To nie efekt interwencji NASK. Meta dementuje
Meta, właściciel Facebooka, zaprzecza, jakoby usunęła reklamy polityczne na prośbę NASK. Firma twierdzi, że reklamy wygasły naturalnie. NASK wcześniej informował o blokadzie reklam po ich interwencji.
Co musisz wiedzieć?
- Meta, właściciel Facebooka, zaprzecza usunięciu reklam politycznych na prośbę NASK. Firma twierdzi, że reklamy wygasły naturalnie, a nie zostały usunięte z powodu interwencji.
- NASK informował o możliwej ingerencji w kampanię wyborczą. Chodziło o reklamy polityczne na Facebooku, które mogły być finansowane z zagranicy.

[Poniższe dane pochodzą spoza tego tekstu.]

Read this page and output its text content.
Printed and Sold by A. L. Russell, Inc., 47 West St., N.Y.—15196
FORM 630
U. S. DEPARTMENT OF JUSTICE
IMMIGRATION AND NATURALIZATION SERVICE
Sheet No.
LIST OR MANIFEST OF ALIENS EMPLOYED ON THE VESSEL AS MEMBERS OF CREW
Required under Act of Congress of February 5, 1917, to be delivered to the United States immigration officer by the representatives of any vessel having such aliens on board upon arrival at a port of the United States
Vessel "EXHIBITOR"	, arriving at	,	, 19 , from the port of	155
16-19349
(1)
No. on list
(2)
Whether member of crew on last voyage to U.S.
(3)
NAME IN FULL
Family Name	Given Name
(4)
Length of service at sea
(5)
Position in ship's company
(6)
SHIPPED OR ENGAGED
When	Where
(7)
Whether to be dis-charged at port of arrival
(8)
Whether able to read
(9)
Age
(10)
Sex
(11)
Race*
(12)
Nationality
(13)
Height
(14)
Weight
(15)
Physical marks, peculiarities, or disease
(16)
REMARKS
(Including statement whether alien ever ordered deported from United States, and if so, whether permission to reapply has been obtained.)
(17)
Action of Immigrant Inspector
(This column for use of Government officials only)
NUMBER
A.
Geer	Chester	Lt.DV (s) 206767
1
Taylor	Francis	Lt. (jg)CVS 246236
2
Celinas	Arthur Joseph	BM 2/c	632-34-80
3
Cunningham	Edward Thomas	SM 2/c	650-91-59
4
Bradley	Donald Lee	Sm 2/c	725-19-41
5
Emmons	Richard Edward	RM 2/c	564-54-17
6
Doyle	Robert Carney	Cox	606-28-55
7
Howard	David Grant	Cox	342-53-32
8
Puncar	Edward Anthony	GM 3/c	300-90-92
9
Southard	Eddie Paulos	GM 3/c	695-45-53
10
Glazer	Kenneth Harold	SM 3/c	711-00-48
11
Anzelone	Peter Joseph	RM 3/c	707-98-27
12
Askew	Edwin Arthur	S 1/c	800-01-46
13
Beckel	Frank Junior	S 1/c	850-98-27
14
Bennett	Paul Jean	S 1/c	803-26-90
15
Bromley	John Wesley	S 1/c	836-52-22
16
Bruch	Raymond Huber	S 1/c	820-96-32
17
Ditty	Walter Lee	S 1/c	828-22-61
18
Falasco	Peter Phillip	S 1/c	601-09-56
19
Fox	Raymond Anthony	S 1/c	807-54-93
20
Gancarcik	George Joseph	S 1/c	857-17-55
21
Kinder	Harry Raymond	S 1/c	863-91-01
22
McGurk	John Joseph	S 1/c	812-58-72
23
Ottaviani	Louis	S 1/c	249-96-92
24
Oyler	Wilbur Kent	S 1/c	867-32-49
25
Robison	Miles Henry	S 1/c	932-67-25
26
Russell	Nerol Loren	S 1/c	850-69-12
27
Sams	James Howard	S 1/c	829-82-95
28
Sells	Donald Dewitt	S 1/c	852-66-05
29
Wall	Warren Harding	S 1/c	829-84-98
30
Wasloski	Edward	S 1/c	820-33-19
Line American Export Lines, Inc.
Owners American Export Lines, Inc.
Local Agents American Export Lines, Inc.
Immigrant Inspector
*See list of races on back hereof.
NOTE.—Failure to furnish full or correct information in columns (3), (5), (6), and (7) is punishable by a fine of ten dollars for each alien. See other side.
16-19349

- Rządowa agencja przekazała wcześniej, że, budzące wątpliwości spoty, usunięto właśnie po interwencji NASK.
Przedstawiciele Mety, właściciela Facebooka, stanowczo zaprzeczyli, jakoby usunęli reklamy polityczne na prośbę NASK. W oświadczeniu przesłanym PAP, firma podkreśliła, że reklamy te nie łamały zasad platformy i wygasły naturalnie po zakończeniu kampanii reklamowej.
Dalsza część artykułu pod materiałem wideo
Będzie zaskoczenie w II turze? "Sondażownie ponosiły porażki"
"Wbrew publicznym oświadczeniom NASK, nie usunęliśmy żadnych reklam związanych z tymi stronami na prośbę NASK, ponieważ nie łamią one naszych zasad" - przekazali przedstawiciele biura prasowego Mety.
Jakie działania podjęło NASK?
Naukowa i Akademicka Sieć Komputerowa (NASK) poinformowała o możliwej próbie ingerencji w kampanię wyborczą, wskazując na reklamy polityczne na Facebooku, które mogły być finansowane z zagranicy. NASK twierdził, że po ich interwencji Meta zablokowała te reklamy.
"To efekt działań prowadzonych w ramach tzw. parasola wyborczego" - dodano w oświadczeniu NASK.
Internauci od kilku tygodni zwracali uwagę na te reklamy, które pojawiały się na Facebooku.